Михаил Черненко - Чужие и свои
Возле вагонов я увидел девочку из нашей школы, мы молча переглянулись. Потом обнаружилась еще тетка из соседнего дома, которая хмуро на меня уставилась, но ничего не сказала. Молодой довольно противный дядька из компании Михаила Ивановича, тыча в мою сторону пальцем, стал объяснять немецкими словами тому капитану, что вот, дескать, этот мальчик может перевести, когда вам понадобится. Тот пробурчал «Ja-ja!», дальше слушать не стал и убежал куда-то. Капитан этот был начальником эшелона, а остальные военные, потом это стало понятно, просто отпускники; в немецкой армии солдатам и офицерам полагался отпуск. Кажется, с фронта домой раз в полгода на две недели.

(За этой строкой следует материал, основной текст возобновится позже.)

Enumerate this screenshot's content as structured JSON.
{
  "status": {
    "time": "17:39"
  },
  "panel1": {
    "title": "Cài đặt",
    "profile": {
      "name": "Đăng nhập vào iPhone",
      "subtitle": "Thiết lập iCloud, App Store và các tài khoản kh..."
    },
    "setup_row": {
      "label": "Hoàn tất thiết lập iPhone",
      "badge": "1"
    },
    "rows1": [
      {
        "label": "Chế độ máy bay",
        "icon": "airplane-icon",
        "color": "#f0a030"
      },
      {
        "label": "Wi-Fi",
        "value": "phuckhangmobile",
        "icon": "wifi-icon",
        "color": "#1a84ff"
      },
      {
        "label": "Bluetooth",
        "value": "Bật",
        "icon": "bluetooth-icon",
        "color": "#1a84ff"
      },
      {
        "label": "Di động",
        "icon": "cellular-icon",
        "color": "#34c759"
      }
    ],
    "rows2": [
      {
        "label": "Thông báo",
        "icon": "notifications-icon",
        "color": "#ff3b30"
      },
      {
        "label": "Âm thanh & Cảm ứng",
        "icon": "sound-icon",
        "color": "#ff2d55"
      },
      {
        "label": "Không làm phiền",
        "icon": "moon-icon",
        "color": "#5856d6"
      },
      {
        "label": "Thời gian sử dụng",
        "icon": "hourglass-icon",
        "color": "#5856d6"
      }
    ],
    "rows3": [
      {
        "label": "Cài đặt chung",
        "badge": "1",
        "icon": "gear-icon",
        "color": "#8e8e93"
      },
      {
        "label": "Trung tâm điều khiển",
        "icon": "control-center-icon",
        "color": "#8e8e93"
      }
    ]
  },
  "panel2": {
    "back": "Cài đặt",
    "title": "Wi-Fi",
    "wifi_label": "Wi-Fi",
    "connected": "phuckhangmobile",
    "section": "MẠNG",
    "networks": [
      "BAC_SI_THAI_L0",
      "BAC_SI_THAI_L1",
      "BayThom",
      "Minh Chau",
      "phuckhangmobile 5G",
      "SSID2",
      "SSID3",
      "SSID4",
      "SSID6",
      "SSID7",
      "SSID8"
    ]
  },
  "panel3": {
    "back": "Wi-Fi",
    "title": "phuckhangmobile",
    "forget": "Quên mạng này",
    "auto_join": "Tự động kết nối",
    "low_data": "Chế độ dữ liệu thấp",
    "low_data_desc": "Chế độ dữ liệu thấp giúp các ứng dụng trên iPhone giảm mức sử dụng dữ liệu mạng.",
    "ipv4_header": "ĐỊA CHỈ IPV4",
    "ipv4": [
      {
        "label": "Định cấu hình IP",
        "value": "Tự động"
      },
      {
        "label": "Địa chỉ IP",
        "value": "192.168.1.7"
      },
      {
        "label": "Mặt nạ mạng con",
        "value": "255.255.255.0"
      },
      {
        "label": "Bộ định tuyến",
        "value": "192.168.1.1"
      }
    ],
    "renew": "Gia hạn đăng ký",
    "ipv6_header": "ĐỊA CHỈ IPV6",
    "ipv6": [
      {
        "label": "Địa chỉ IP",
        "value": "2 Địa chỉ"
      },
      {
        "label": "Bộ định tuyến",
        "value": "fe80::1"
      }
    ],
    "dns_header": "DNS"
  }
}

Когда началась посадка, Сергеев позвал меня за собой, и мы залезли в дачный вагон, вместе с его компанией. Вдоль состава бегал унтер-офицер с двумя или тремя солдатами, в каждом вагоне назначали старшего и пересчитывали людей. Унтер записывал и выкрикивал кому-то числа — сверяли, наверное, сколько получается «пассажиров». Все это продолжалось довольно долго, начало темнеть. Мы с дядей Мишей тихо сидели рядом. В конце концов эшелон тронулся, но очень скоро опять остановился. Отсюда было видно, что это недалеко от вокзала, вернее, от его обгорелых развалин — вокзал взорвали наши перед уходом Красной Армии из Харькова.

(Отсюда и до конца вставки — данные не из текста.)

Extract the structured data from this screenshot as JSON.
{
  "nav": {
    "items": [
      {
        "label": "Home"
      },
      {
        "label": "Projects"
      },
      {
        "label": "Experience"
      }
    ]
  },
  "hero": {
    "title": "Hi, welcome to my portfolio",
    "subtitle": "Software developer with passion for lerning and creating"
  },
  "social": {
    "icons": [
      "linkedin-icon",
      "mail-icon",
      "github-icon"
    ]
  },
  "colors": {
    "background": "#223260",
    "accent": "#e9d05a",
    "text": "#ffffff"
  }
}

Опять довольно долго стояли, а когда стало уже совсем темно, наверное около полуночи, началась воздушная тревога — прилетели наши. Где-то высоко вспыхивала вдруг осветительная бомба, спускающаяся на парашюте, и вокруг становилось светло; были хорошо видны рельсы, стрелки и уцелевшие железнодорожные постройки. Грохали взрывы, где-то стреляли зенитки. Видеть и слышать, как наши бомбят станцию, было приятно. Дядя Миша Сергеев толкал меня локтем в бок и бормотал тихонько: «Видал? Вот так их! Эх, вдруг бы завтра...»
Через сколько-то времени самолеты улетели и пальба вокруг прекратилась. Вскоре эшелон тронулся. А про начинающееся наступление Красной Армии на Харьков в мае 42-го года, которое закончится поражением, и многие-многие тысячи погибнут или будут взяты немцами в плен, мы тогда ничего, конечно, не знали.

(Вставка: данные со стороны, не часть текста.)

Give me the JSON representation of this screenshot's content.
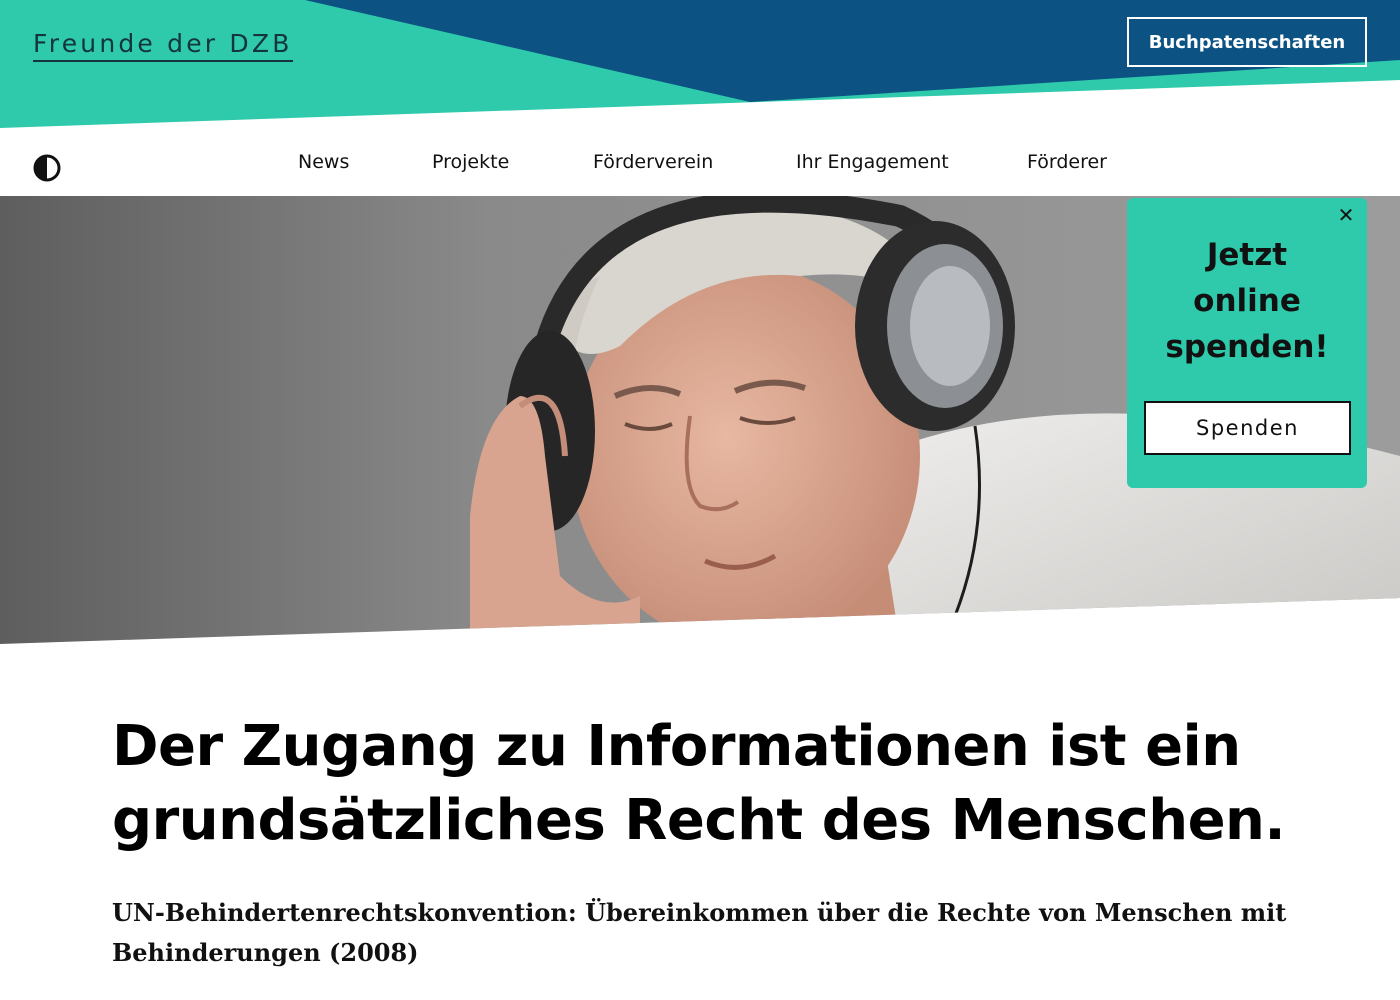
{
  "header": {
    "logo_text": "Freunde der DZB",
    "cta_label": "Buchpatenschaften"
  },
  "nav": {
    "contrast_toggle_icon": "contrast-icon",
    "items": [
      {
        "label": "News"
      },
      {
        "label": "Projekte"
      },
      {
        "label": "Förderverein"
      },
      {
        "label": "Ihr Engagement"
      },
      {
        "label": "Förderer"
      }
    ]
  },
  "hero": {
    "image_subject": "man-with-headphones"
  },
  "donate_popup": {
    "title": "Jetzt\nonline\nspenden!",
    "close_icon": "close-icon",
    "button_label": "Spenden"
  },
  "content": {
    "headline": "Der Zugang zu Informationen ist ein grundsätzliches Recht des Menschen.",
    "source": "UN-Behindertenrechtskonvention: Übereinkommen über die Rechte von Menschen mit Behinderungen (2008)"
  },
  "colors": {
    "teal": "#2ecaab",
    "navy": "#0c5283",
    "text": "#111111"
  }
}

Поезд шел, нами никто не интересовался, и скоро я заснул сидя. А когда проснулся, было уже светло. И по солнцу было видно, что эшелон идет на юго-запад.
Первая большая остановка была на станции Знаменка; это в Кировоградской области по дороге на Одессу, так что было совершенно непонятно, куда нас везут. Меня позвали идти переводить, чтобы все приготовили котелки. Но после второго или третьего вагона немец понял, что остальным все уже известно и так и объявлять ничего не надо. Эшелон стоял часа два; раздавали густой суп из полевой кухни и по большой пайке хлеба. Хлеб был настоящий, хорошо выпеченный, он казался мне тогда совершенно замечательной едой или даже лакомством.
Дальше эшелон пошел уже на запад, через Белую Церковь. И где-то в этих местах, когда поезд долго стоял просто так на перегоне, появился возле нашего вагона какой-то тип, очень похожий на полицая. В хорошем пиджаке, похоже — с чужого плеча; брюки-галифе, немецкие сапоги. На лоб свисает «чупрына» — этакий чуб, как бы запорожский. Морда хмурая, злобная. Спросил меня по фамилии и позвал за собой. Мы отошли в сторону. Спрашивает: «Это ты — Черненко?» — «Я». Он по-украински: «Скажы свойе прызвище». — «Черненко». — «Ще раз скажы!» — «Черненко...» Он скривился. «А ну, скажы «кукуруза»! — «Кукуруза». — «А ну ще раз — «ку-ку-ру-за»!»
Я никогда не картавил. Глядя на мерзавца почти ясными глазами, продекламировал еще несколько «кукуруз». Рожа собеседника перекосилась, выражая какие-то противоречивые чувства, наверное, как у собаки академика Павлова, про которую я читал в книжке еще до войны. Как же так — настучали, что в эшелоне еврей, а он не картавит! Постояв еще немного и что-то бормоча, полицай — это было общее для того времени название всех прислуживающих немцам — удалился, качая чубом. Пошел к своему вагону.
Удалиться-то он удалился, а как быть дальше?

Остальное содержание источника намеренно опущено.